Hosts that wish to be in the wireguard network have to

a) Add lib/wireguard.nix to their imports list in their configuration file
b) Add the relevant details to the top of the lib/wireguard.nix file.

I dislike this because of having to repeat myself too often. If I decide to change the hostname, I have to remember to change it here as well. It just feels brittle.

Is this similar to what you do?

I would have thought that in your method, you could do something recursive to reference all the other configurations. Maybe something like this for your network file in morph?

let
  pkgs = import <nixpkgs> {};
  lib = pkgs.lib;
  vpnHosts = lib.concatStringsSep "\n" (lib.mapAttrsToList (host: conf: "${conf.networking.wireguard.ips} ${host}") hosts);
  hosts = {
    server1 = {
      networking.wireguard.ips = "1.1.1.1";
      networking.extraHosts = vpnHosts;
    };
    server2 = {
      networking.wireguard.ips = "1.2.3.4";
      networking.extraHosts = vpnHosts;
    };
  };
in
  hosts

which I find MUCH more palatable. Especially once you abstract out the vpnHosts stuff into a separate file and even more so if you can make it a module such that enabling wireguard automatically adds vpnHosts.

I will definitely take a closer look at morph, and maybe even see if I can migrate to it. I’ll have to find the time first.

Thanks for sharing.

adamt · November 6, 2018, 1:09pm

No. I don’t think so at least.

We have a json-file* for each host, with host specific details like hostname, ip, …, basically everything to avoid duplicating things around. We then use them in multiple network expressions (e.g. the DHCP server reads all of the host.json-files for static reservations, while the Kubernetes modules selects a subset for kubelets and similar for masters, … etc).

I think you could do the same to alleviate some of your issues. But probably the thing that helps us most, is to be able to create multiple hosts (dynamically based on the static host files) in the same file, in the exact same manner as NixOps is doing it. Currently our network evaluator is just a stripped down version of the one from NixOps, with some extra features added on.

You’re a brave man :P. Feel very free to open issues on GitHub with your questions, and we’ll try to answer them there. I might even get my coworker (which is much more clever than I am) to help answering there as well.
It’s also a good time to ask for specific features, since we’ve begun planning of the next iteration of morph.

adamt · November 6, 2018, 1:11pm

This is the exact scenario we wanted to avoid.

This sound broken in so many ways, considering NixOS’s generation concept.

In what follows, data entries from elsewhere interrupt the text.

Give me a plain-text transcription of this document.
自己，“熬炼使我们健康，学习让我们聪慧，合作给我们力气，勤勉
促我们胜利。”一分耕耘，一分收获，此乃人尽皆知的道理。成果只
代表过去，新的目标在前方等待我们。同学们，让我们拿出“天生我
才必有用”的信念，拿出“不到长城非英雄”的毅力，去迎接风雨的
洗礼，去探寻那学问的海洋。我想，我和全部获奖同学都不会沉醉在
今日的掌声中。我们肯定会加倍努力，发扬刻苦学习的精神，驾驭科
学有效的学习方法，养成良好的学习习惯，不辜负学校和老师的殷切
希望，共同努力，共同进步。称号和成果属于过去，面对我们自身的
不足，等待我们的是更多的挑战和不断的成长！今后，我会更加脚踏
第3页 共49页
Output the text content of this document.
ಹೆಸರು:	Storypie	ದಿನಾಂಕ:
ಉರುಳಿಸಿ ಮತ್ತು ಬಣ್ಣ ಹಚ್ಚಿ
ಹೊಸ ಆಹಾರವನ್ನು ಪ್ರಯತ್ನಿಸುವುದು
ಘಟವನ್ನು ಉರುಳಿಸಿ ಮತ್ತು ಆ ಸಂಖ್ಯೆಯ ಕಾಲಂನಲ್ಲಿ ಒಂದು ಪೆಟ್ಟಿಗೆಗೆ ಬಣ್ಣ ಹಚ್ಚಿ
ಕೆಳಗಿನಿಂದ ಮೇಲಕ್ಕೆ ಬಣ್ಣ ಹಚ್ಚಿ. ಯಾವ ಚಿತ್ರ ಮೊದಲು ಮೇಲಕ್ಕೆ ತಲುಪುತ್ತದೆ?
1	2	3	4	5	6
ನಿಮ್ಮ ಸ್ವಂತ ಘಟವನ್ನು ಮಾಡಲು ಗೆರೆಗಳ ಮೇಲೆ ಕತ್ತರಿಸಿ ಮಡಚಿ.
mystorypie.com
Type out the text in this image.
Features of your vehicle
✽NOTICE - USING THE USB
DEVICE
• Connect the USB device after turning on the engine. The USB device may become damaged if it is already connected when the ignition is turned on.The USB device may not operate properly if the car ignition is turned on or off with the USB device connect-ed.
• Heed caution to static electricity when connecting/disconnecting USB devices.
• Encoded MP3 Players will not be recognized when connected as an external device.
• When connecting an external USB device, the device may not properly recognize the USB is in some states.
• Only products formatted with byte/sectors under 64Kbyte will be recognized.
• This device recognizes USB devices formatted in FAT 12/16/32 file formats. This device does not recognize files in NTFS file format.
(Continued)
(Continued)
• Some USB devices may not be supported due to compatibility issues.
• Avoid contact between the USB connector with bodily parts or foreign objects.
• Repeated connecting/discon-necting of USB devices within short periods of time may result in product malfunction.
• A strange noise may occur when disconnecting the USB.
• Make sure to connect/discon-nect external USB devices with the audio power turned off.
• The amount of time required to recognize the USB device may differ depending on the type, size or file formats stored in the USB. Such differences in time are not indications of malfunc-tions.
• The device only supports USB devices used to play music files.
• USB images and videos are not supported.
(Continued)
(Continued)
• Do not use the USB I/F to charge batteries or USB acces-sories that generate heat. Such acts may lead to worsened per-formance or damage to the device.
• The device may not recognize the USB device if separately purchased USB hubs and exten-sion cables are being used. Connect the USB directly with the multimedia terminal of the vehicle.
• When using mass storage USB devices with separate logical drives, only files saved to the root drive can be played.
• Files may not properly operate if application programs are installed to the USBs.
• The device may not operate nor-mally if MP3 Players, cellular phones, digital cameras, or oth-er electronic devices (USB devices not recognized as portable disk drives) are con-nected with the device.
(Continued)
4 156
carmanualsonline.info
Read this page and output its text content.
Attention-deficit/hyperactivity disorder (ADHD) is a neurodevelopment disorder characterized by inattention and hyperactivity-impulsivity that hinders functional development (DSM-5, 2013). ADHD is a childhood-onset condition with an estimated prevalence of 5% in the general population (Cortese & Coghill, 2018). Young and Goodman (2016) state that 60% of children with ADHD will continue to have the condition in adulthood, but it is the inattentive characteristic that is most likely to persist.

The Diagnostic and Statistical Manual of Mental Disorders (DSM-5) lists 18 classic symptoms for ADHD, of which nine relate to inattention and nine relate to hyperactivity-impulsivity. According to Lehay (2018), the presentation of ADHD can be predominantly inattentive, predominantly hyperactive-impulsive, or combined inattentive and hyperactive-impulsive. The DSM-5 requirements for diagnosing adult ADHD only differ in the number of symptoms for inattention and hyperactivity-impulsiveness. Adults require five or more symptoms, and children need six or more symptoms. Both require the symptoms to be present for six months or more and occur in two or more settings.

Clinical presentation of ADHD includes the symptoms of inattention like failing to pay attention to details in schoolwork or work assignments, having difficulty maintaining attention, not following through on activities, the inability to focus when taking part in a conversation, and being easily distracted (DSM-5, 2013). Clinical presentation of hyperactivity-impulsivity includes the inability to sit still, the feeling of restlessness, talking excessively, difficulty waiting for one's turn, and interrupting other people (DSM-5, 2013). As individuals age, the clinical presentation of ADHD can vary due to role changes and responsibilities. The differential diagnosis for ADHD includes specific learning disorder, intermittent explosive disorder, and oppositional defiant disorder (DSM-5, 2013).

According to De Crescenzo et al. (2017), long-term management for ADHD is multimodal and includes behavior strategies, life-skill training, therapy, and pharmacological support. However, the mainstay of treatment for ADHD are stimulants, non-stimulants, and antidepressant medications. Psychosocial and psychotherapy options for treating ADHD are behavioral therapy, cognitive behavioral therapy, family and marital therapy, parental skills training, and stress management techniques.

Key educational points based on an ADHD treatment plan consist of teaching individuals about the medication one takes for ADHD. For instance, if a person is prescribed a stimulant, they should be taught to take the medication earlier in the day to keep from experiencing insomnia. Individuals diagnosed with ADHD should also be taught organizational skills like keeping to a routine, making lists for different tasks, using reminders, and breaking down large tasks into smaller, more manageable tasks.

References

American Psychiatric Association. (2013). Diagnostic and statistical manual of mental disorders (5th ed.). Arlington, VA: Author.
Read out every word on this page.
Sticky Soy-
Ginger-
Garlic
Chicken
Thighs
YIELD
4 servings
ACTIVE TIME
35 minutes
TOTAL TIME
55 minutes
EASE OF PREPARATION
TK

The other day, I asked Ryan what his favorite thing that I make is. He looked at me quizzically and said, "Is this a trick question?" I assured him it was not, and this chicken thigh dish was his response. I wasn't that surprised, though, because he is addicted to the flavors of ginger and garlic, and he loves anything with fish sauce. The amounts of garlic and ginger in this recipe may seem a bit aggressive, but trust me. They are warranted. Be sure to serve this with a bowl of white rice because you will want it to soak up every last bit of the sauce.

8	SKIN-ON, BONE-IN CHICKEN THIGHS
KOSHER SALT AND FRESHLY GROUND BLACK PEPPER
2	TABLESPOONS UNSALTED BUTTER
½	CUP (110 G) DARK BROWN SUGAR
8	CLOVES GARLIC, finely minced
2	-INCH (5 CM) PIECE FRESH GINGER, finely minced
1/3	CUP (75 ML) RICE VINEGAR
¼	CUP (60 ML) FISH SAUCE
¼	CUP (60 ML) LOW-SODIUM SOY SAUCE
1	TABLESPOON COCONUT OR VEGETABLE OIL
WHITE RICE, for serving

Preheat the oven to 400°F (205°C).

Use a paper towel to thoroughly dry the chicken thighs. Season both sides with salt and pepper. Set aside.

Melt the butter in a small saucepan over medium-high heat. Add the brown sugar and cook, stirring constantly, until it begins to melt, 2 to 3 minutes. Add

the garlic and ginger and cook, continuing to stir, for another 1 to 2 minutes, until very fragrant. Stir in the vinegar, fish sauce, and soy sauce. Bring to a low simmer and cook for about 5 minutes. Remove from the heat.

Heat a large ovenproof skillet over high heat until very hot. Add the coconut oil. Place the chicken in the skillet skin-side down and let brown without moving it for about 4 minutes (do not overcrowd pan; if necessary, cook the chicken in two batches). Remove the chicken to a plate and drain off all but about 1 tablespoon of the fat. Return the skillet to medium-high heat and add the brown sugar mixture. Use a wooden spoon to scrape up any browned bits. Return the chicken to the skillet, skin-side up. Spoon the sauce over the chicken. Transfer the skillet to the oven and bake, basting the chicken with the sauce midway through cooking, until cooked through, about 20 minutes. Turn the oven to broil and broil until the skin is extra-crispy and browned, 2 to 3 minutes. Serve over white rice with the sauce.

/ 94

I doubt it’s really necessary, but it wouldn’t be (easily) possible for us no matter what, since we deploy to physical hardware.

aanderse · November 6, 2018, 1:30pm

On our debian systems we always run snapshots before updates. That is what everyone is used to doing. With some more time and comfort we may reconsider this, though given how nixops itself has both a backup and restore option (for backends which support it) I think there are scenarios when a nixops rollback might not work as smoothly as a vm snapshot rollback.

colemickens · November 16, 2018, 12:06am

Can anyone speak to similarities and differences with krops (krops)? Thanks.

adamt · November 16, 2018, 10:00am

Thanks for the link. Krops seems to do something interesting with secrets that I’ll look more into.

From a cursory glance it seems that krops copies sources to the target, and builds and switches the target host from the target host itself, while morph does all building locally, pushes binaries to the target host, and only perform the switch on the target itself.
The main difference being that the krops method (unless i misunderstood it) requires internet access on the target host (or at least access to a local nix cache containing all the needed files).

There are of course other differences, but this might be a determining factor.